Here’s the short version of why: Nolan shot the entire film on IMAX cameras in the format’s full 1.43:1 aspect ratio — the tallest, most complete frame there is. But only a small handful of true IMAX 70mm theaters in the world can actually project that full frame. Everyone else is watching a cropped movie. Standard IMAX screens show it at 1.90:1. Regular digital and 35mm showings crop it down further still, to a conventional widescreen ratio. So depending on where you buy your ticket, you are not just getting a smaller screen — you are literally seeing less of the image Nolan shot. Same movie, meaningfully different film, and most people who buy a ticket this weekend have no idea which version they’re getting. And judging by the frame comparisons, the standard version of the film looks significantly worse. When has an artist of the craftsmanship of Christopher Nolan ever volunteered up their work to be circumcised by the aspect ratio of the vast majority of screens that will be displaying it? Stanley Kubrick famously sent theaters a written directive for Barry Lyndon in 1975, spelling out the exact aspect ratio projectionists were required to use and leaving no room for improvisation — which makes it all the more strange that a director as controlling as Nolan is letting The Odyssey go out into the world as two visibly different versions of itself.

One of the more interesting analyses I’ve come across is from Jonathan Pageau, who was highly impressed with the film and considers it, in his words, a Trojan Horse. Early in the film there’s a scene where the blind servant Eumaeus is training Telemachus in swordplay — the boy keeps getting beaten because his defense is too fast, so Eumaeus tells him to slow down, open his chest, invite the attack, and use his opponent’s own momentum against him. Pageau reads that as the key to the whole picture: Nolan does the same move on the audience, absorbing the blow of wokeness and inclusivity right up front so he can turn it back around on you by the end. His thesis, as I understand it: Nolan is aware of how repressive the current filmmaking environment is, has adopted that veneer to get the thing made and released, and has smuggled inside it a film that at its core is about the return of the father, the son inheriting his authority through an act of filiation, not revolution (as we have seen throughout the past decade in storytelling) and the restoration of an order that had been failed by the very people meant to guard it. The casting of Elliot Page, formerly Ellen Page, is intentional, as she represents Sinon (not from the Odyssey, from the Aeneid), the character who stays with the Trojan Horse to convince the Trojans that it is a gift. In this version, Sinon doesn’t know that this is a trick — he thinks it is a legitimate offering to Athena. Sinon is a shepherd, sent to war to fight as a “replacement man.” The casting being intentional by Nolan on two fronts: the Trojan Horse being delivered by the unaware, and because the character in the story is a stand-in for the real man who was to be tasked with this duty. 

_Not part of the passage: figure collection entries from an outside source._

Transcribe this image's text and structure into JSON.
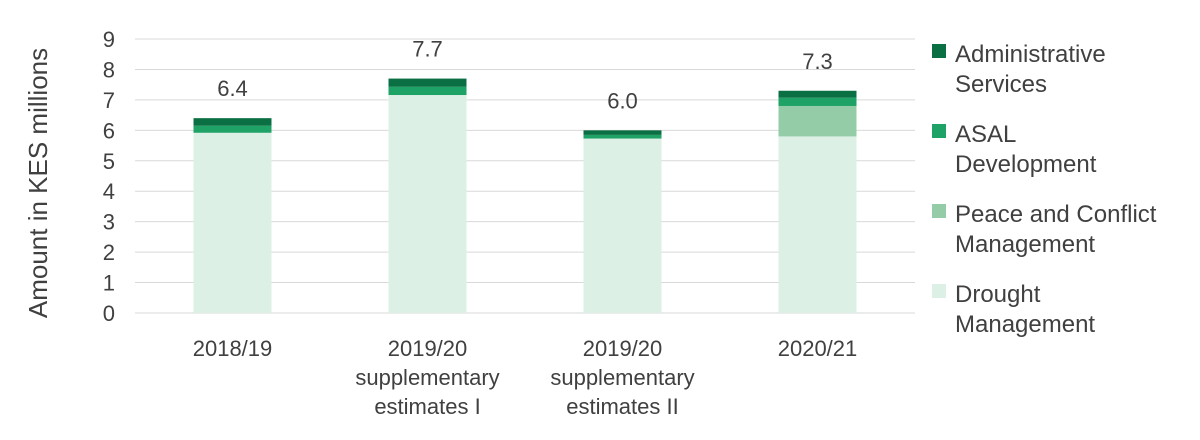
{
  "chart_data": {
    "type": "bar",
    "stacked": true,
    "title": "",
    "xlabel": "",
    "ylabel": "Amount in KES millions",
    "ylim": [
      0,
      9
    ],
    "yticks": [
      0,
      1,
      2,
      3,
      4,
      5,
      6,
      7,
      8,
      9
    ],
    "grid": true,
    "legend_position": "right",
    "categories": [
      [
        "2018/19"
      ],
      [
        "2019/20",
        "supplementary",
        "estimates I"
      ],
      [
        "2019/20",
        "supplementary",
        "estimates II"
      ],
      [
        "2020/21"
      ]
    ],
    "totals": [
      "6.4",
      "7.7",
      "6.0",
      "7.3"
    ],
    "series": [
      {
        "name": "Drought Management",
        "legend_lines": [
          "Drought",
          "Management"
        ],
        "color": "#dcf0e6",
        "values": [
          5.92,
          7.16,
          5.73,
          5.8
        ]
      },
      {
        "name": "Peace and Conflict Management",
        "legend_lines": [
          "Peace and Conflict",
          "Management"
        ],
        "color": "#93cca7",
        "values": [
          0.0,
          0.0,
          0.0,
          1.0
        ]
      },
      {
        "name": "ASAL Development",
        "legend_lines": [
          "ASAL",
          "Development"
        ],
        "color": "#1fa265",
        "values": [
          0.23,
          0.27,
          0.12,
          0.27
        ]
      },
      {
        "name": "Administrative Services",
        "legend_lines": [
          "Administrative",
          "Services"
        ],
        "color": "#0a7044",
        "values": [
          0.25,
          0.27,
          0.15,
          0.23
        ]
      }
    ]
  }
}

Several great filmmakers have worked inside repressive environments and still gotten their real, human, and even subtextual meanings across. Tarkovsky wrestled with faith, despair, and spirituality inside the Soviet Union. Alfred Hitchcock built an entire career navigating around the Hays Code. Jafar Panahi has kept making films in Iran after being formally banned from filmmaking by the regime — one of them reportedly smuggled out of the country on a flash drive hidden inside a cake.

But a hidden message does not a great film make. A film is the cumulative result of thousands and thousands of interconnected decisions — palette, acting, script, atmosphere, mood, visual effects, and on and on. The mystique of movies is that all of those variables blend together, and the end result lives or dies on the final product that enters our eyes and ears. If The Odyssey really is an attempt to subvert the subversion, does that make up for the areas where the film is lacking in other categories? Each person must decide that for themselves.

Nevertheless — this still has not moved me to want to view the film in theaters, or spend any money in support of it, though I am open to the possibility of Pageau’s interpretation. I believe the film will continue to be used as a bellwether in the culture war playing out across the West. Whether it’s ultimately remembered as the high-water mark of Hollywood’s self-destruction, or as a brilliant Trojan Horse rammed into the heart of modern deconstructionist art, is a fate yet to be known.